In 1934 at Fenway Park there is a lesser known story that isn’t being covered by the media as closely as the refurbishments and fires at Fenway are. The Red Sox signed a lanky 6’4” right handed pitcher by the name of Joseph Mulligan. Mulligan grew up in Weymouth, MA roughly a half hour outside of Boston and went to college at Holy Cross only 45 miles away from Fenway. Playing for the hometown team is every kid’s dream and Big Joe got to live this dream pitching for the Red Sox for one short season. With his first paycheck from Tom Yawkey and the Sox he bought his kid brother a brand new bicycle. Mulligan went on to pitch mostly out of the pen but started two games and kept his ERA at a solid 3.63. Mulligan was able to match up against legendary Yankees such as Babe Ruth, Lou Gehrig, Tony Lazzeri and Lefty Gomez. Mulligan was able to strike out the Iron Horse in 1934 the same year Gehrig would win the Triple Crown. Gehrig was able get his revenge when he took Mulligan deep for a three-run bomb later in the year.
And as legend goes he would have struck out Babe Ruth too but, after having the Sultan of Swat down 0-2 in the count the umpire called 4 straight balls resulting in a walk.
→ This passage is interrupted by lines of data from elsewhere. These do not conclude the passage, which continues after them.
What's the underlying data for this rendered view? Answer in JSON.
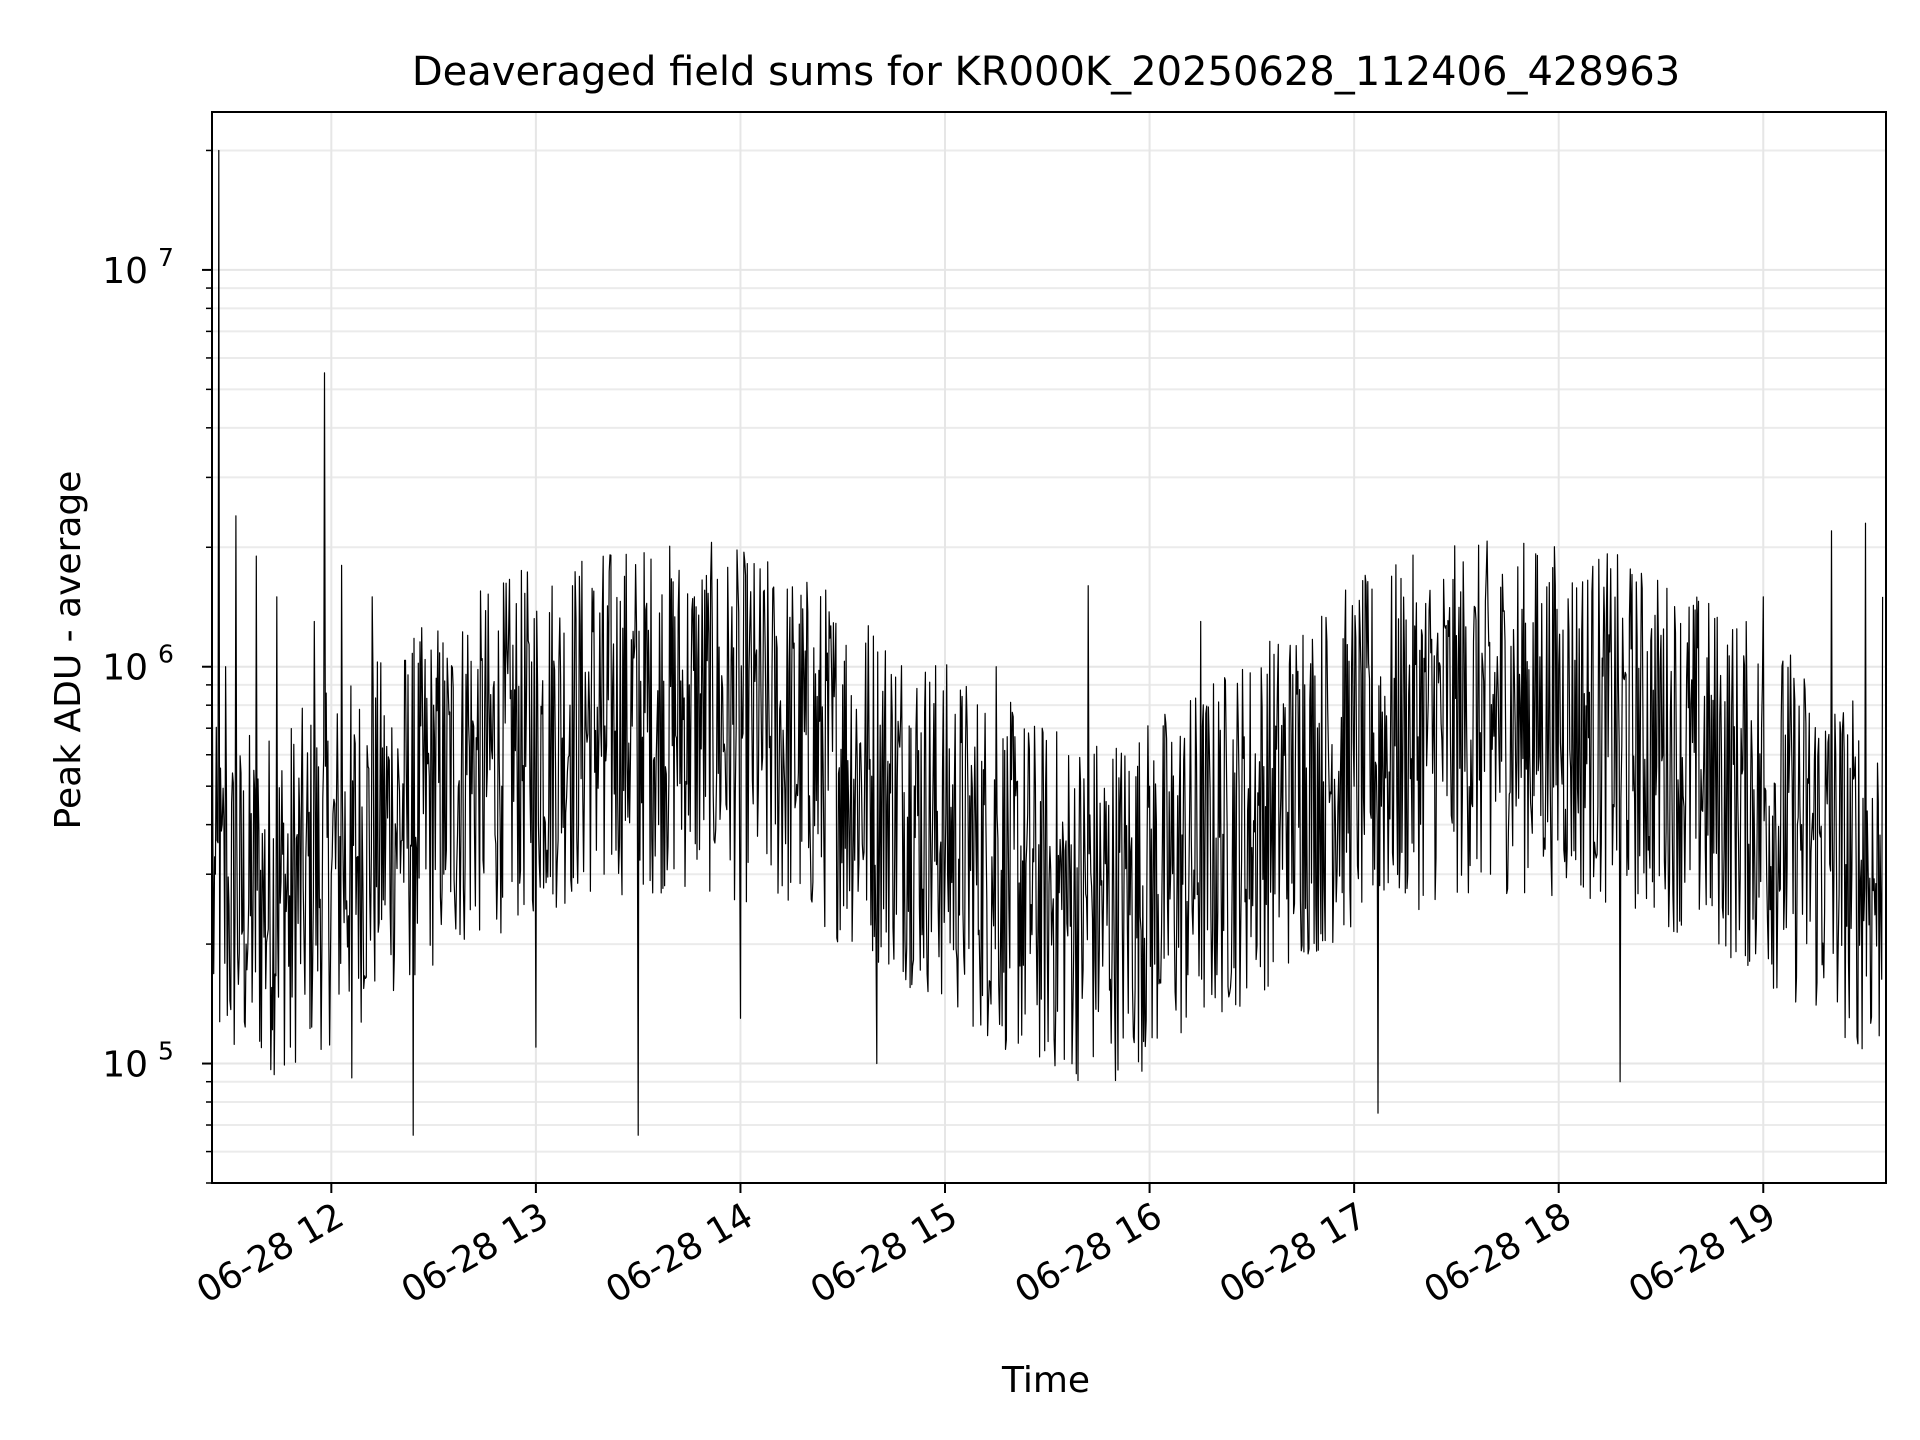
{
  "chart_data": {
    "type": "line",
    "title": "Deaveraged field sums for KR000K_20250628_112406_428963",
    "xlabel": "Time",
    "ylabel": "Peak ADU - average",
    "yscale": "log",
    "ylim": [
      50000,
      25000000
    ],
    "xlim": [
      "2025-06-28 11:25",
      "2025-06-28 19:36"
    ],
    "grid": true,
    "x_tick_labels": [
      "06-28 12",
      "06-28 13",
      "06-28 14",
      "06-28 15",
      "06-28 16",
      "06-28 17",
      "06-28 18",
      "06-28 19"
    ],
    "y_tick_labels": [
      {
        "base": "10",
        "exp": "5",
        "value": 100000
      },
      {
        "base": "10",
        "exp": "6",
        "value": 1000000
      },
      {
        "base": "10",
        "exp": "7",
        "value": 10000000
      }
    ],
    "line_color": "#000000",
    "series": [
      {
        "x": [
          "2025-06-28 11:25",
          "2025-06-28 11:26",
          "2025-06-28 11:27",
          "2025-06-28 11:28",
          "2025-06-28 11:29",
          "2025-06-28 11:30",
          "2025-06-28 11:32",
          "2025-06-28 11:35",
          "2025-06-28 11:38",
          "2025-06-28 11:40",
          "2025-06-28 11:44",
          "2025-06-28 11:48",
          "2025-06-28 11:52",
          "2025-06-28 11:55",
          "2025-06-28 11:58",
          "2025-06-28 12:00",
          "2025-06-28 12:03",
          "2025-06-28 12:06",
          "2025-06-28 12:12",
          "2025-06-28 12:18",
          "2025-06-28 12:24",
          "2025-06-28 12:30",
          "2025-06-28 12:33",
          "2025-06-28 12:40",
          "2025-06-28 12:50",
          "2025-06-28 13:00",
          "2025-06-28 13:10",
          "2025-06-28 13:20",
          "2025-06-28 13:30",
          "2025-06-28 13:36",
          "2025-06-28 13:45",
          "2025-06-28 14:00",
          "2025-06-28 14:10",
          "2025-06-28 14:20",
          "2025-06-28 14:30",
          "2025-06-28 14:40",
          "2025-06-28 14:50",
          "2025-06-28 15:00",
          "2025-06-28 15:15",
          "2025-06-28 15:30",
          "2025-06-28 15:42",
          "2025-06-28 16:00",
          "2025-06-28 16:15",
          "2025-06-28 16:30",
          "2025-06-28 16:45",
          "2025-06-28 17:00",
          "2025-06-28 17:07",
          "2025-06-28 17:20",
          "2025-06-28 17:40",
          "2025-06-28 18:00",
          "2025-06-28 18:18",
          "2025-06-28 18:30",
          "2025-06-28 18:45",
          "2025-06-28 19:00",
          "2025-06-28 19:10",
          "2025-06-28 19:20",
          "2025-06-28 19:25",
          "2025-06-28 19:30",
          "2025-06-28 19:35"
        ],
        "values": [
          1600000,
          300000,
          20000000,
          400000,
          1000000,
          250000,
          2400000,
          200000,
          1900000,
          300000,
          1500000,
          110000,
          200000,
          1300000,
          5500000,
          300000,
          1800000,
          92000,
          1500000,
          400000,
          66000,
          800000,
          300000,
          1200000,
          500000,
          110000,
          800000,
          300000,
          66000,
          400000,
          900000,
          130000,
          1200000,
          350000,
          900000,
          100000,
          700000,
          300000,
          1000000,
          200000,
          1600000,
          500000,
          1300000,
          350000,
          1200000,
          500000,
          75000,
          1200000,
          300000,
          1000000,
          90000,
          1200000,
          250000,
          1500000,
          400000,
          2200000,
          180000,
          2300000,
          1500000
        ]
      }
    ]
  }
}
When Mulligan asked the umpire about it he was told no rookie was going to strike out the Babe.
If you haven’t figured it out yet, Joe Mulligan was a part of my family. He was my great uncle and his kid brother my grandfather. He has forever been immortalized in family history for playing for the Red Sox and is one of the reasons my family’s ties to the Red Sox go so deep.
Joseph I. Mulligan (1934)
Long before I was born my Mom and Dad attended more than a few games at Fenway. My Mom in her Sox cap and my Dad in his Reggie #44 shirt. It might be the one and only issue that they’ve ever been divided on, but they will both tell you that Fenway is their favorite place to see a game.
History runs deep in Boston and it’s one of the reasons why Fenway is so beloved. The connection the people (and my family) have to Fenway is uniquely Boston.